Les victimes du Romantisme
lundi 9 novembre 2020, par
C’est une forme d’autobiographie qu’Alfred de Musset écrit dans son roman La Confession d’un enfant du siècle (1836). Retraçant son histoire d’amour avec George Sand, que l’auteur dit lui-même dans une des lettres qu’il adresse à sa maîtresse : « Je m’en vais faire un roman. J’ai bien envie d’écrire notre histoire ; il me semble que cela me guérirait et m’élèverait le cœur », c’est aussi le portrait du Romantisme que l’auteur peint dans son œuvre. Entre un personnage exalté, et un amour destructeur, la littérature du XIXe siècle comporte de nombreux personnages similaires, tous victimes du fameux « Mal du siècle ».
Les deux premiers chapitres de La Confession relatent la période napoléonienne, avec laquelle Alfred de Musset met en lien l’histoire d’Octave et le XIXe siècle. Cette référence historique correspond aux sentiments du personnage, étant donné que nous sommes ici en pleine époque romantique. Dans son roman, Musset parle au nom d’une génération, et compare la période révolutionnaire à l’Amour. La perte de ses illusions sentimentales se rapporte à la perte de la liberté du peuple : « Ah Dieu ! m’écriai-je tout à coup, ma pauvre maîtresse, je vous perds, et je n’ai pas su vous aimer ! » [1] Les guerres de l’Empire sont une période douloureuse pour les Français, et la souffrance d’un seul homme (Octave) est équivalente à la douleur de tout un peuple : « il n’en était pas un qui, en rentrant chez lui, ne sentît amèrement le vide de son existence et la pauvreté de ses mains. » [2]

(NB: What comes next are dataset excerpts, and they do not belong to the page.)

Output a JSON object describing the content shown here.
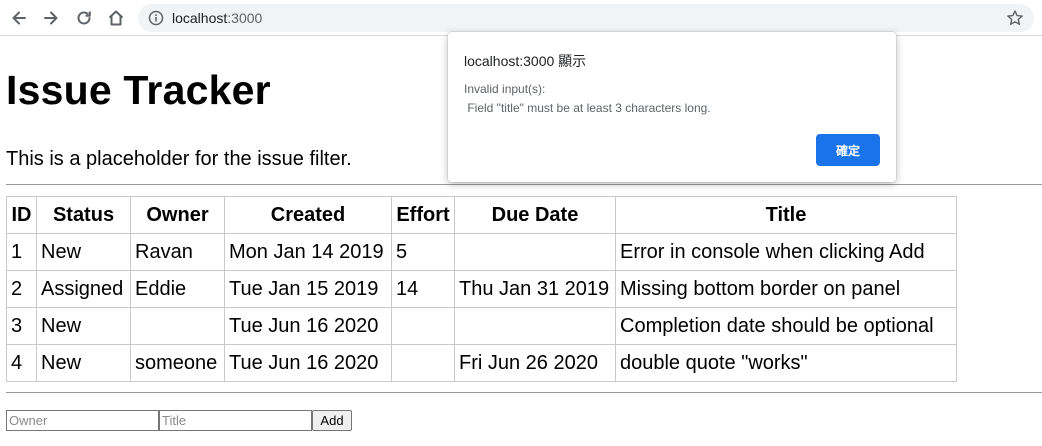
{
  "browser": {
    "url_host": "localhost",
    "url_port": ":3000",
    "icons": [
      "back-icon",
      "forward-icon",
      "reload-icon",
      "home-icon",
      "info-icon",
      "star-icon"
    ]
  },
  "page": {
    "title": "Issue Tracker",
    "filter_placeholder": "This is a placeholder for the issue filter."
  },
  "table": {
    "headers": [
      "ID",
      "Status",
      "Owner",
      "Created",
      "Effort",
      "Due Date",
      "Title"
    ],
    "rows": [
      [
        "1",
        "New",
        "Ravan",
        "Mon Jan 14 2019",
        "5",
        "",
        "Error in console when clicking Add"
      ],
      [
        "2",
        "Assigned",
        "Eddie",
        "Tue Jan 15 2019",
        "14",
        "Thu Jan 31 2019",
        "Missing bottom border on panel"
      ],
      [
        "3",
        "New",
        "",
        "Tue Jun 16 2020",
        "",
        "",
        "Completion date should be optional"
      ],
      [
        "4",
        "New",
        "someone",
        "Tue Jun 16 2020",
        "",
        "Fri Jun 26 2020",
        "double quote \"works\""
      ]
    ]
  },
  "add_form": {
    "owner_placeholder": "Owner",
    "title_placeholder": "Title",
    "add_label": "Add"
  },
  "dialog": {
    "title": "localhost:3000 顯示",
    "message_line1": "Invalid input(s):",
    "message_line2": " Field \"title\" must be at least 3 characters long.",
    "ok_label": "確定",
    "ok_color": "#1a73e8"
  }
}
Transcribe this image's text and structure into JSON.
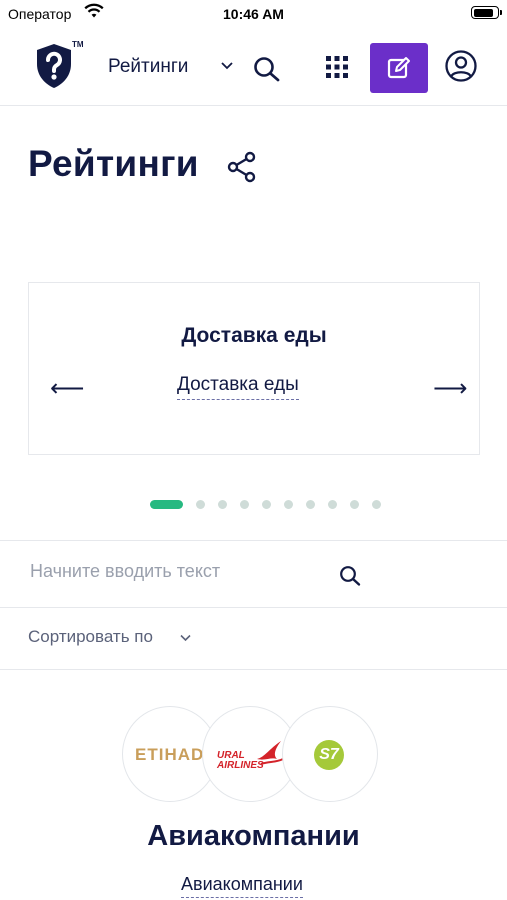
{
  "status_bar": {
    "carrier": "Оператор",
    "time": "10:46 AM"
  },
  "header": {
    "section": "Рейтинги",
    "accent_color": "#6b2fc9",
    "icons": [
      "shield-question-logo",
      "chevron-down-icon",
      "search-icon",
      "grid-icon",
      "edit-icon",
      "user-icon"
    ]
  },
  "page": {
    "title": "Рейтинги"
  },
  "carousel": {
    "heading": "Доставка еды",
    "link": "Доставка еды",
    "prev_arrow": "⟵",
    "next_arrow": "⟶",
    "total_slides": 10,
    "active_index": 0,
    "active_color": "#27b981"
  },
  "search": {
    "placeholder": "Начните вводить текст"
  },
  "sort": {
    "label": "Сортировать по"
  },
  "category": {
    "logos": {
      "etihad": "ETIHAD",
      "ural_line1": "URAL",
      "ural_line2": "AIRLINES",
      "s7": "S7"
    },
    "title": "Авиакомпании",
    "link": "Авиакомпании"
  }
}
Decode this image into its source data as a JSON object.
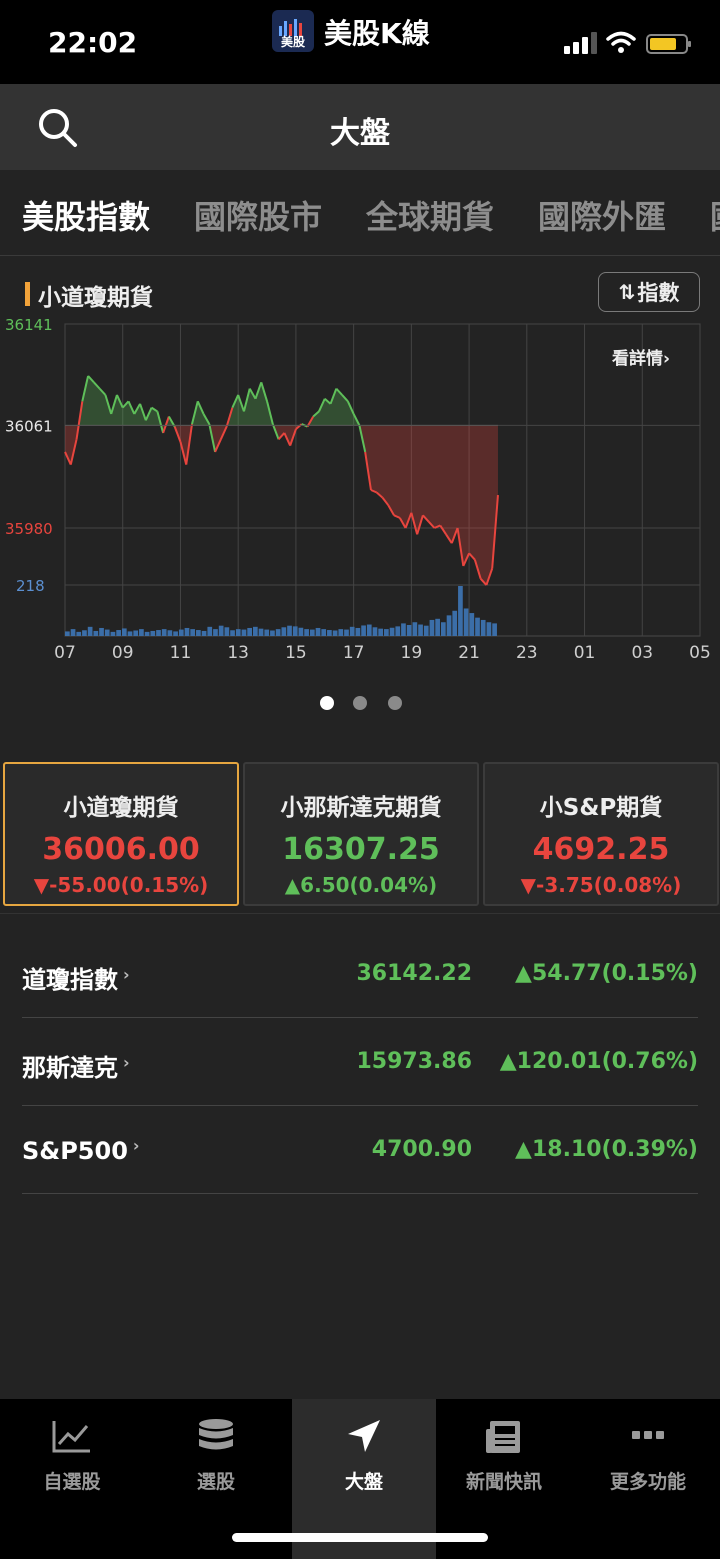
{
  "status": {
    "time": "22:02",
    "app_name": "美股K線",
    "app_badge": "美股"
  },
  "nav": {
    "title": "大盤"
  },
  "tabs": [
    {
      "label": "美股指數",
      "active": true
    },
    {
      "label": "國際股市",
      "active": false
    },
    {
      "label": "全球期貨",
      "active": false
    },
    {
      "label": "國際外匯",
      "active": false
    },
    {
      "label": "國",
      "active": false
    }
  ],
  "chart_card": {
    "title": "小道瓊期貨",
    "toggle_label": "指數",
    "detail_label": "看詳情",
    "pages": 3,
    "active_page": 0
  },
  "chart_data": {
    "type": "line",
    "title": "小道瓊期貨",
    "y_ticks": [
      {
        "label": "36141",
        "value": 36141,
        "color": "#5fbf5a"
      },
      {
        "label": "36061",
        "value": 36061,
        "color": "#e8e8e8"
      },
      {
        "label": "35980",
        "value": 35980,
        "color": "#e8453e"
      }
    ],
    "ylim": [
      35980,
      36141
    ],
    "reference": 36061,
    "x_ticks": [
      "07",
      "09",
      "11",
      "13",
      "15",
      "17",
      "19",
      "21",
      "23",
      "01",
      "03",
      "05"
    ],
    "x_range_hours": [
      7,
      29
    ],
    "volume_label": "218",
    "volume_max": 218,
    "price_points": [
      [
        7.0,
        36040
      ],
      [
        7.2,
        36030
      ],
      [
        7.4,
        36050
      ],
      [
        7.6,
        36080
      ],
      [
        7.8,
        36100
      ],
      [
        8.0,
        36095
      ],
      [
        8.2,
        36090
      ],
      [
        8.4,
        36085
      ],
      [
        8.6,
        36070
      ],
      [
        8.8,
        36085
      ],
      [
        9.0,
        36075
      ],
      [
        9.2,
        36080
      ],
      [
        9.4,
        36070
      ],
      [
        9.6,
        36078
      ],
      [
        9.8,
        36065
      ],
      [
        10.0,
        36075
      ],
      [
        10.2,
        36072
      ],
      [
        10.4,
        36055
      ],
      [
        10.6,
        36068
      ],
      [
        10.8,
        36060
      ],
      [
        11.0,
        36048
      ],
      [
        11.2,
        36030
      ],
      [
        11.4,
        36062
      ],
      [
        11.6,
        36080
      ],
      [
        11.8,
        36070
      ],
      [
        12.0,
        36062
      ],
      [
        12.2,
        36040
      ],
      [
        12.4,
        36050
      ],
      [
        12.6,
        36060
      ],
      [
        12.8,
        36075
      ],
      [
        13.0,
        36085
      ],
      [
        13.2,
        36072
      ],
      [
        13.4,
        36090
      ],
      [
        13.6,
        36082
      ],
      [
        13.8,
        36095
      ],
      [
        14.0,
        36080
      ],
      [
        14.2,
        36062
      ],
      [
        14.4,
        36050
      ],
      [
        14.6,
        36055
      ],
      [
        14.8,
        36045
      ],
      [
        15.0,
        36058
      ],
      [
        15.2,
        36062
      ],
      [
        15.4,
        36060
      ],
      [
        15.6,
        36068
      ],
      [
        15.8,
        36072
      ],
      [
        16.0,
        36082
      ],
      [
        16.2,
        36078
      ],
      [
        16.4,
        36090
      ],
      [
        16.6,
        36085
      ],
      [
        16.8,
        36080
      ],
      [
        17.0,
        36070
      ],
      [
        17.2,
        36061
      ],
      [
        17.4,
        36040
      ],
      [
        17.6,
        36010
      ],
      [
        17.8,
        36008
      ],
      [
        18.0,
        36004
      ],
      [
        18.2,
        35998
      ],
      [
        18.4,
        35990
      ],
      [
        18.6,
        35988
      ],
      [
        18.8,
        35980
      ],
      [
        19.0,
        35992
      ],
      [
        19.2,
        35975
      ],
      [
        19.4,
        35990
      ],
      [
        19.6,
        35985
      ],
      [
        19.8,
        35980
      ],
      [
        20.0,
        35982
      ],
      [
        20.2,
        35975
      ],
      [
        20.4,
        35968
      ],
      [
        20.6,
        35980
      ],
      [
        20.8,
        35950
      ],
      [
        21.0,
        35960
      ],
      [
        21.2,
        35955
      ],
      [
        21.4,
        35940
      ],
      [
        21.6,
        35935
      ],
      [
        21.8,
        35948
      ],
      [
        22.0,
        36006
      ]
    ],
    "volume": [
      20,
      30,
      18,
      25,
      40,
      22,
      35,
      28,
      18,
      26,
      33,
      20,
      24,
      30,
      18,
      22,
      26,
      30,
      25,
      20,
      28,
      35,
      30,
      26,
      22,
      40,
      30,
      45,
      38,
      25,
      30,
      28,
      35,
      40,
      32,
      28,
      24,
      30,
      38,
      45,
      42,
      36,
      30,
      28,
      35,
      30,
      26,
      24,
      30,
      28,
      40,
      35,
      46,
      50,
      38,
      32,
      30,
      36,
      42,
      55,
      48,
      60,
      50,
      45,
      70,
      75,
      60,
      90,
      110,
      218,
      120,
      100,
      80,
      70,
      60,
      55
    ]
  },
  "futures": [
    {
      "name": "小道瓊期貨",
      "price": "36006.00",
      "change": "▼-55.00(0.15%)",
      "dir": "down",
      "selected": true
    },
    {
      "name": "小那斯達克期貨",
      "price": "16307.25",
      "change": "▲6.50(0.04%)",
      "dir": "up",
      "selected": false
    },
    {
      "name": "小S&P期貨",
      "price": "4692.25",
      "change": "▼-3.75(0.08%)",
      "dir": "down",
      "selected": false
    }
  ],
  "indices": [
    {
      "name": "道瓊指數",
      "value": "36142.22",
      "change": "▲54.77(0.15%)"
    },
    {
      "name": "那斯達克",
      "value": "15973.86",
      "change": "▲120.01(0.76%)"
    },
    {
      "name": "S&P500",
      "value": "4700.90",
      "change": "▲18.10(0.39%)"
    }
  ],
  "bottom_nav": [
    {
      "label": "自選股",
      "icon": "chart-line-icon",
      "active": false
    },
    {
      "label": "選股",
      "icon": "database-icon",
      "active": false
    },
    {
      "label": "大盤",
      "icon": "navigation-arrow-icon",
      "active": true
    },
    {
      "label": "新聞快訊",
      "icon": "newspaper-icon",
      "active": false
    },
    {
      "label": "更多功能",
      "icon": "more-dots-icon",
      "active": false
    }
  ],
  "colors": {
    "up": "#5fbf5a",
    "down": "#e8453e",
    "accent": "#e6a640",
    "volume": "#3b6ea8"
  }
}
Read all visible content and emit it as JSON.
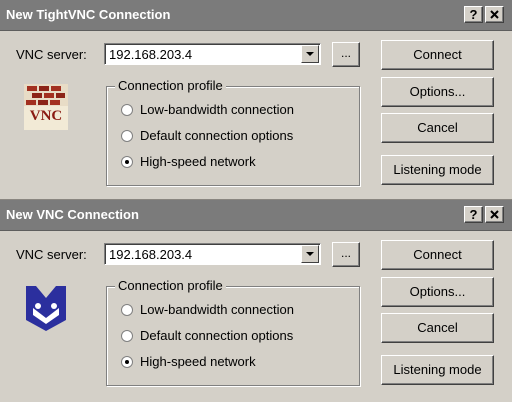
{
  "colors": {
    "dialog_bg": "#d4d0c8",
    "titlebar_bg": "#7b7b7b",
    "title_text": "#ffffff",
    "tight_logo_red": "#a33020",
    "vnc_logo_blue": "#2b2f9e"
  },
  "dialogs": [
    {
      "title": "New TightVNC Connection",
      "help_symbol": "?",
      "server_label": "VNC server:",
      "server_value": "192.168.203.4",
      "browse_label": "...",
      "profile_title": "Connection profile",
      "profile_options": [
        {
          "label": "Low-bandwidth connection",
          "selected": false
        },
        {
          "label": "Default connection options",
          "selected": false
        },
        {
          "label": "High-speed network",
          "selected": true
        }
      ],
      "buttons": [
        "Connect",
        "Options...",
        "Cancel",
        "Listening mode"
      ],
      "logo": {
        "name": "tightvnc-logo-icon",
        "text": "VNC"
      }
    },
    {
      "title": "New VNC Connection",
      "help_symbol": "?",
      "server_label": "VNC server:",
      "server_value": "192.168.203.4",
      "browse_label": "...",
      "profile_title": "Connection profile",
      "profile_options": [
        {
          "label": "Low-bandwidth connection",
          "selected": false
        },
        {
          "label": "Default connection options",
          "selected": false
        },
        {
          "label": "High-speed network",
          "selected": true
        }
      ],
      "buttons": [
        "Connect",
        "Options...",
        "Cancel",
        "Listening mode"
      ],
      "logo": {
        "name": "realvnc-logo-icon"
      }
    }
  ]
}
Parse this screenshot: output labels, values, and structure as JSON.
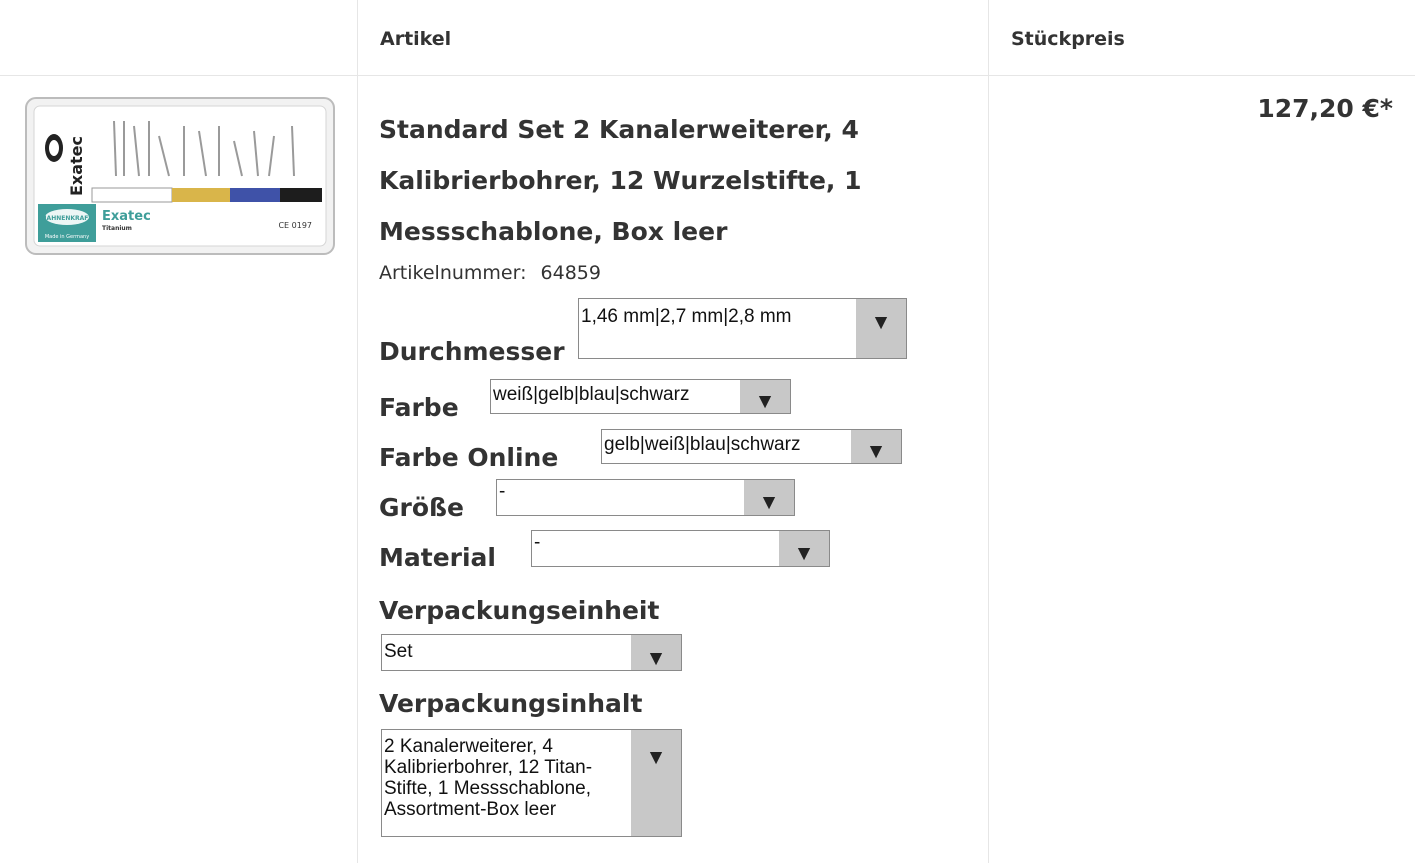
{
  "header": {
    "col_article": "Artikel",
    "col_unit_price": "Stückpreis"
  },
  "product": {
    "title": "Standard Set 2 Kanalerweiterer, 4 Kalibrierbohrer, 12 Wurzelstifte, 1 Messschablone, Box leer",
    "article_number_label": "Artikelnummer:",
    "article_number": "64859",
    "price": "127,20 €*",
    "image_text": {
      "brand": "Exatec",
      "company": "HAHNENKRAFT",
      "material": "Titanium",
      "made_in": "Made in Germany",
      "ce": "CE 0197"
    }
  },
  "options": {
    "durchmesser": {
      "label": "Durchmesser",
      "value": "1,46 mm|2,7 mm|2,8 mm"
    },
    "farbe": {
      "label": "Farbe",
      "value": "weiß|gelb|blau|schwarz"
    },
    "farbe_online": {
      "label": "Farbe Online",
      "value": "gelb|weiß|blau|schwarz"
    },
    "groesse": {
      "label": "Größe",
      "value": "-"
    },
    "material": {
      "label": "Material",
      "value": "-"
    },
    "verpackungseinheit": {
      "label": "Verpackungseinheit",
      "value": "Set"
    },
    "verpackungsinhalt": {
      "label": "Verpackungsinhalt",
      "value": "2 Kanalerweiterer, 4 Kalibrierbohrer, 12 Titan-Stifte, 1 Messschablone, Assortment-Box leer"
    }
  },
  "icons": {
    "dropdown_arrow": "▼"
  },
  "colors": {
    "image_teal": "#3f9e9a",
    "image_yellow": "#d9b54a",
    "image_blue": "#3f52a8",
    "image_black": "#1d1d1d"
  }
}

En pleine période romantique, La Confession est un roman qui porte sur le rêve, la passion et les émotions. En commençant par parler de la période révolutionnaire, Alfred de Musset souhaite montrer la confrontation à la réalité, tel un enfant quittant l’enfance, ou un homme surprenant sa compagne le tromper : « Quand la passion emporte l’homme, la raison le suit en pleurant et en l’avertissant du danger. » [3]
Courant apparu au lendemain de la Révolution française, le romantisme succède au siècle des Lumières. Caractérisée par une écriture mélancolique, la littérature romantique se fonde essentiellement sur la passion et le mal de vivre, avec des personnages en proie à des sentiments décuplés. Le romantisme naît en Angleterre et s’oppose aux codes classiques : le rêve succède à la noblesse des sentiments, ainsi que l’introspection du personnage principal. Un certain goût pour le fantastique se développe, et également pour les romans historiques telles les œuvres de Stendhal, retraçant la période napoléonienne ou celle de la Restauration.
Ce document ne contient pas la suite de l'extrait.